Allison, wow that old mare is beautiful - how old is she? Love the pink tack. 

I've never actually had my own horse but I used to do some work on a cattle stud, they had this old mare in the main mob, you would walk down there with a lead rope, jump on her bareback, bring the cattle in just using the halter and lead rope to 'steer' (I know thats a bad way to describe horse riding, shush!). She was beautiful.


----------



## kelebek (Oct 5, 2007)

Yah, it is now over 12 hours post riding - and I STILL am grinning from ear to ear. It just sucks that I won't be able to saddle her up tonight, as I have to pack for my trip - so it will be almost 2 weeks before I can do anything with either of them again, but I hope to bring one out every night after work and saddle them up, and then take the old quarter horse out every weekend for a little ride if not one day then both!

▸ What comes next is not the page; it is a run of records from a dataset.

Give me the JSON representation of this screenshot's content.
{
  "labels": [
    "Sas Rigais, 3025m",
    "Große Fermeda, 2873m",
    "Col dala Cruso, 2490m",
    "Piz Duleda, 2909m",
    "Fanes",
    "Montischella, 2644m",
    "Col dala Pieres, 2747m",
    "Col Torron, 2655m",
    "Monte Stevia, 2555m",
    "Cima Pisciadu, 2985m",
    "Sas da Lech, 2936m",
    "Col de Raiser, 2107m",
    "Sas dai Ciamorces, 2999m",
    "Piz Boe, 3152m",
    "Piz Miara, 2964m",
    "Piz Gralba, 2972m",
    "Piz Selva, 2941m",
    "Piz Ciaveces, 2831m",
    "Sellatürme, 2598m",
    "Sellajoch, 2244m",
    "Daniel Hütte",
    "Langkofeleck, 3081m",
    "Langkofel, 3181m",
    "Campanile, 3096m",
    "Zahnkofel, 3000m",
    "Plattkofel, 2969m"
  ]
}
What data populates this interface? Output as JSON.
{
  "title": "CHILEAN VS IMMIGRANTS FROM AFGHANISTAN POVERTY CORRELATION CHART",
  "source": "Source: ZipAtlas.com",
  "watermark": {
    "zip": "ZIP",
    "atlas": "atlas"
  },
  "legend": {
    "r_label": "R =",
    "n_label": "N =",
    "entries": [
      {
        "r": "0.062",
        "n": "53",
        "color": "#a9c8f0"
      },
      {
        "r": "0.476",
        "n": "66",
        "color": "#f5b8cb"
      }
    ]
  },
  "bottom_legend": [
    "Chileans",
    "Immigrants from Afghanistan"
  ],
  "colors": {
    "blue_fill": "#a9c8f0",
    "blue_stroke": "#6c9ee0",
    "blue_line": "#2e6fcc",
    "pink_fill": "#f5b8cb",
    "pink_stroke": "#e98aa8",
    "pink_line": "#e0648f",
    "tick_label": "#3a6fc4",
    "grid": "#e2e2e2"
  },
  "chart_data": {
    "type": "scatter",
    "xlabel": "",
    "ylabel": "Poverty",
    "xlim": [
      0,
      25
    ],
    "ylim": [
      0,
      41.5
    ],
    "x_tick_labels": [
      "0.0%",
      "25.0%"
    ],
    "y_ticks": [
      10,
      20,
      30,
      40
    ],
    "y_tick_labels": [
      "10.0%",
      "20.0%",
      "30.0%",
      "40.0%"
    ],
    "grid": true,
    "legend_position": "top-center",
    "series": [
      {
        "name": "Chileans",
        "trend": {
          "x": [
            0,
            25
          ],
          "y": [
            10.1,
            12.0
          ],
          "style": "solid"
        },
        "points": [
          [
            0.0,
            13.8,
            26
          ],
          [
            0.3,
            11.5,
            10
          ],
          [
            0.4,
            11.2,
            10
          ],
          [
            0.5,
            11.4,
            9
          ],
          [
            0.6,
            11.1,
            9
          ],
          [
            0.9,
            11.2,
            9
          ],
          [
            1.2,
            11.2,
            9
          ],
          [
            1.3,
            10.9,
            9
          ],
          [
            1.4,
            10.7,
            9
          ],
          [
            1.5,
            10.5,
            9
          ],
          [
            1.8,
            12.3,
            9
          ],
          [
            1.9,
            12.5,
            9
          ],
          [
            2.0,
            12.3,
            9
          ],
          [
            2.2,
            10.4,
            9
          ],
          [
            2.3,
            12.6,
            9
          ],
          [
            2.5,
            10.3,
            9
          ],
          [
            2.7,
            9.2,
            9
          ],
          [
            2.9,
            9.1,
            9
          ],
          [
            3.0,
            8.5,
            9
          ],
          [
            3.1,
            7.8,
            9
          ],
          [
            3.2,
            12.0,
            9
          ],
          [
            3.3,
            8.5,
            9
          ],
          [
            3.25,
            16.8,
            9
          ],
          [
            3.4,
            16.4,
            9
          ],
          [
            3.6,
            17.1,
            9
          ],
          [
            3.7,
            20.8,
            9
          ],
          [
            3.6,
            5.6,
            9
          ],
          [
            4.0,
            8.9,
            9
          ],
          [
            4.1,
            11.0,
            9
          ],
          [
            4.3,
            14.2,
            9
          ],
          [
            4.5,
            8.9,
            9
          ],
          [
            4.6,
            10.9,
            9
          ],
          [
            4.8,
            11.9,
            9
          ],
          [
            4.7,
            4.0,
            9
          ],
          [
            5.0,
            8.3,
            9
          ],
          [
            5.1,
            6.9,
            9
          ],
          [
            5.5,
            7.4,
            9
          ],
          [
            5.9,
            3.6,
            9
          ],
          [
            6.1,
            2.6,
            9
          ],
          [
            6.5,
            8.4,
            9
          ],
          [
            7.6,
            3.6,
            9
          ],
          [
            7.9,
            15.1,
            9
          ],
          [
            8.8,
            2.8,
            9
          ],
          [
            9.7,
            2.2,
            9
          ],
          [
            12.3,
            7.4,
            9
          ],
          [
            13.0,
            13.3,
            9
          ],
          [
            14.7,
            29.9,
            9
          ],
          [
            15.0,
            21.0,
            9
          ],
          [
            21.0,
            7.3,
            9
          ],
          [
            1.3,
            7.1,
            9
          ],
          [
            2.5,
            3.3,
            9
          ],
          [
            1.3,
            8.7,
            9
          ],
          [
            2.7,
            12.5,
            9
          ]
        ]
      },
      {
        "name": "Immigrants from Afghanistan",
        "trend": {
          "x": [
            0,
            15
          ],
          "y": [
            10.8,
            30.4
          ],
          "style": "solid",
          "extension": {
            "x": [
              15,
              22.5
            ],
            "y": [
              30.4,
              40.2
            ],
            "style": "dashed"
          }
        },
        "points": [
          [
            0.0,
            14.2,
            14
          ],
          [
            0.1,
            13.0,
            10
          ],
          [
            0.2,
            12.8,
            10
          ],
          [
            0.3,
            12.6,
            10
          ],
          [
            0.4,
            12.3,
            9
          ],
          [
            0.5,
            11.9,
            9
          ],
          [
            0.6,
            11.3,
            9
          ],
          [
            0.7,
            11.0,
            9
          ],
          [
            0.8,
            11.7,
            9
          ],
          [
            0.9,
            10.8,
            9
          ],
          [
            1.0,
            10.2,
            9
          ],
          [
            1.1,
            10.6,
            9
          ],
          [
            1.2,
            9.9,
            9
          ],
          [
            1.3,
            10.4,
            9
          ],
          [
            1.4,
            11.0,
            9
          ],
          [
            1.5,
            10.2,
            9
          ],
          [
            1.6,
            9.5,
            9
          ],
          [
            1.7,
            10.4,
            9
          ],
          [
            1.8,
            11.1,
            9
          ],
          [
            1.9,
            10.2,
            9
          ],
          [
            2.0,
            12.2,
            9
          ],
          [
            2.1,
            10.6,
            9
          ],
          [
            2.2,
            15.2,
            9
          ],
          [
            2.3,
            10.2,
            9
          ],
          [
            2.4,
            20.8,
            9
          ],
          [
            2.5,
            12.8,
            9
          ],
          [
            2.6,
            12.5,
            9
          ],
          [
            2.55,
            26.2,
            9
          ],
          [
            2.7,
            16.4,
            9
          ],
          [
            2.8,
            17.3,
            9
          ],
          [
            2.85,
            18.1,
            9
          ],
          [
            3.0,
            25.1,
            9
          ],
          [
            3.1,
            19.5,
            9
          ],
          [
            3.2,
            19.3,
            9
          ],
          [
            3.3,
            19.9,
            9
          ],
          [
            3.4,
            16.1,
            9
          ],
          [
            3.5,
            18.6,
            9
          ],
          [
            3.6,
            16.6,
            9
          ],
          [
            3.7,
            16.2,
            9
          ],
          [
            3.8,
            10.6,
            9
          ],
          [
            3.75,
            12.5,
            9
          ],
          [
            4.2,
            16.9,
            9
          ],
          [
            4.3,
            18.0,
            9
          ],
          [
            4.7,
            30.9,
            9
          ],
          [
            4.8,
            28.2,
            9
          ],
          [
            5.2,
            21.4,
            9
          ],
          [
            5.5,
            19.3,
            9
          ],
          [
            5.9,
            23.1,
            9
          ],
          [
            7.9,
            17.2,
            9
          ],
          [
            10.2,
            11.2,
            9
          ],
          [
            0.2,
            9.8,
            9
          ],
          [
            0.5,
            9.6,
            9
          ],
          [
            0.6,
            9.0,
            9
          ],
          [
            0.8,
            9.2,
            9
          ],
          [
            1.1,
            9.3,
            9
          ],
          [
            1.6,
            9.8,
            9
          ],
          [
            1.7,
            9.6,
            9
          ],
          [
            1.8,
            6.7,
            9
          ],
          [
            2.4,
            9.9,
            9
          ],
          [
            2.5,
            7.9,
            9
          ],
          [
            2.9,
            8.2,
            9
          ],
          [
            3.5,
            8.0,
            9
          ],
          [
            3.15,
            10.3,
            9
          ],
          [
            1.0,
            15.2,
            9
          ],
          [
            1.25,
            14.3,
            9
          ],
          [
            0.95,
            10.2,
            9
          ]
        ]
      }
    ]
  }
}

My horses were so happy this morning and wanting to come out - they came running to me this morning like "can we come out and play again??" It is the neatest thing.

redneck_acres - yah, we only have some burms left from where the snow slid off of the roofs or where the plow put snow for the most part. I am hoping that when I come back from Vegas, that it will all be gone. But we did get snow June 1st last year - :hair:

karen - the old brown mare is, I think 26 years old. She was used in her day for hunting and trail riding in to hunt and pack out the kills. I saw pictures of her standing in water up past her tummy and fly fishing off of her back.

The tack I just bought. I was on Jeffers' website ordering some goat things and started looking at the equine things. They had a clearance on the pink smaller saddle pad, reins, breast collar, and head stall (not on her) for $50.00 so I couldn't pass it up. Saddle pads are $30.00 and up on thier own and it works great for Old Knickers since she needs to be double padded because of her sway back.

I'll admit, I was a bit nervous getting on her, but she was a dream


----------



## Coraxfeather (Oct 9, 2008)

I have a older mar ethat I ride and she is a dream also. Kassie. I am waiten on her to foal right now.


----------



## Haviris (Oct 7, 2007)

That's great! You all three look great! I'm excited for you! I haven't rode my horse in close to a year, I'm really missing it and he's just right outside, but I've just gotten to fat.

I've just been playing w/ my driving mini, I'm fixing to start another one then I will be able to have someone come driving w/ me! But I just really miss riding.


----------



## RowdyKidz (Apr 2, 2009)

That's sweet!! Congrats!!! 
I love horses... :horse:


----------



## Coraxfeather (Oct 9, 2008)

Haviris

Drive mini's is fun also. I have one mini and drive my boss's mini's also. Ever tried Team driven with your minis??


----------



## Haviris (Oct 7, 2007)

I've never tried driving a team, but I would love to! Someday I hope to have a matched team!


----------